Claudine Bohi, Naître c’est longtemps par Philippe Leuckx

Publié le 07 octobre 2018 par Angèle Paoli

Claudine Bohi, Naître c'est longtemps,
éditions la tête à l'envers, 58330 Crux-la-Ville, 2018.
Avec six eaux-fortes, aquatintes et huiles sur bois de Mitsuo Shiraishi.

Lecture de Philippe Leuckx

" POUR RESPIRER ENCORE "

C e vingt et unième livre de poésie, composé de cinq sections, dont les titres évoquent bien l'ampleur thématique (entre " Naître c'est longtemps ", " Le Jour ", " Corps levé ", " Vertige conséquence " et " Le vent demeure "), assied tout à la fois " une douleur ", " un futur/ très antérieur " comme si, tissée de contrastes, la vie était à l'aune de cet " œil (qui) se ferme " " lampe dans la nuit " ou tout simplement " jour " et " clarté ".

La poète verse toute cette réflexion en petites strophes, en petits distiques qui puissent allaiter sinon haleter cette vie :

" maintenant la chair

glisse sur rien

longuement tu te tais

il y a la plaie le sang

vivre couteau

c'est sans parole

il y a les multiples du visage

les multiples disait-on

peut-être s'agit-il simplement

de crier le bleu dans le rouge

puisque le vent s'est levé

de n'avoir plus froid "

Dans la réitération blanche, bleue, rouge du réel et la conviction que tout peut sourdre et recommencer, c'est tout à la fois l'origine et la forme que symboliquement la poésie prend pour donner sens, et offrir au partage cette zone contrastée d'ombre, de lumière, de vie, de blessure et de vent.

" [P]our respirer encore " est bien le sceau de ces mots indispensables, une respiration essentielle dans un monde de cahots, d'oubli, qu'il faut conjurer pour que naisse la langue.

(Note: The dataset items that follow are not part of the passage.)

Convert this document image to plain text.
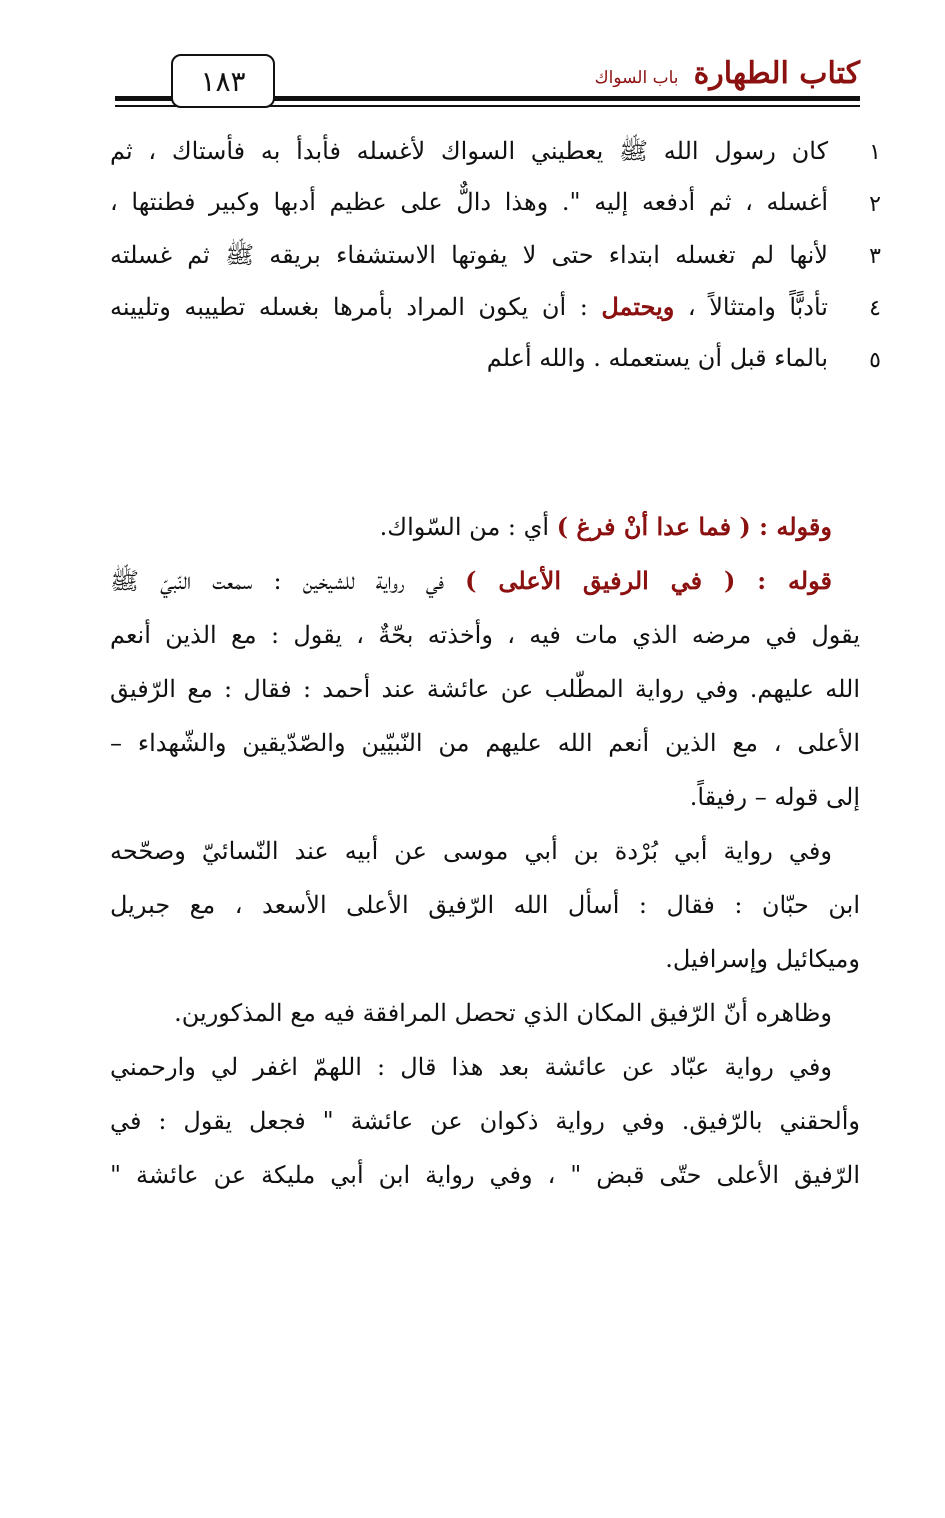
١٨٣	كتاب الطهارة باب السواك
١
كان رسول الله ﷺ يعطيني السواك لأغسله فأبدأ به فأستاك ، ثم
٢
أغسله ، ثم أدفعه إليه ". وهذا دالٌّ على عظيم أدبها وكبير فطنتها ،
٣
لأنها لم تغسله ابتداء حتى لا يفوتها الاستشفاء بريقه ﷺ ثم غسلته
٤
تأدبًّاً وامتثالاً ، ويحتمل : أن يكون المراد بأمرها بغسله تطييبه وتليينه
٥
بالماء قبل أن يستعمله . والله أعلم
وقوله : ( فما عدا أنْ فرغ ) أي : من السّواك.
قوله : ( في الرفيق الأعلى ) في رواية للشيخين : سمعت النّبيّ ﷺ
يقول في مرضه الذي مات فيه ، وأخذته بحّةٌ ، يقول : مع الذين أنعم
الله عليهم. وفي رواية المطّلب عن عائشة عند أحمد : فقال : مع الرّفيق
الأعلى ، مع الذين أنعم الله عليهم من النّبيّين والصّدّيقين والشّهداء –
إلى قوله – رفيقاً.
وفي رواية أبي بُرْدة بن أبي موسى عن أبيه عند النّسائيّ وصحّحه
ابن حبّان : فقال : أسأل الله الرّفيق الأعلى الأسعد ، مع جبريل
وميكائيل وإسرافيل.
وظاهره أنّ الرّفيق المكان الذي تحصل المرافقة فيه مع المذكورين.
وفي رواية عبّاد عن عائشة بعد هذا قال : اللهمّ اغفر لي وارحمني
وألحقني بالرّفيق. وفي رواية ذكوان عن عائشة " فجعل يقول : في
الرّفيق الأعلى حتّى قبض " ، وفي رواية ابن أبي مليكة عن عائشة "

Et que reste-t-il de plus vrai à la poète que cette lumineuse renaissance grâce à " la fête qui s'oublie / sa trace solennelle / retourne l'horizon " niée soudain par le " parler ", par cela " ce qui n'est pas dit/ demeure dans la parole " ?

Une ascèse prodigieuse contrevient à la perte : le vif est là, à saisir ; la vie, à nourrir de mots et d'urgence.

L'écriture, par petites saccades, en échelons de sens, a besoin de ces marches, de ces marges de sens pour éclairer les pas du promeneur-lecteur, pour éblouir, dans le noir, les traces d'une poète-chercheuse qui, au cœur du " labyrinthe pâle ", a réussi à nommer " cette mort très familière " que chacun(e) ressent au plus serré de son corps.

Claudine Bohi, dans une poésie très intimiste, ouvre grandes les portes d'un champ de réflexion sur ce peu, sur cette échancrure entre beauté et souffrance, entre dire et silence, prélevant les échardes pour mieux nous guérir. Avec plein " de jour dans la bouche ".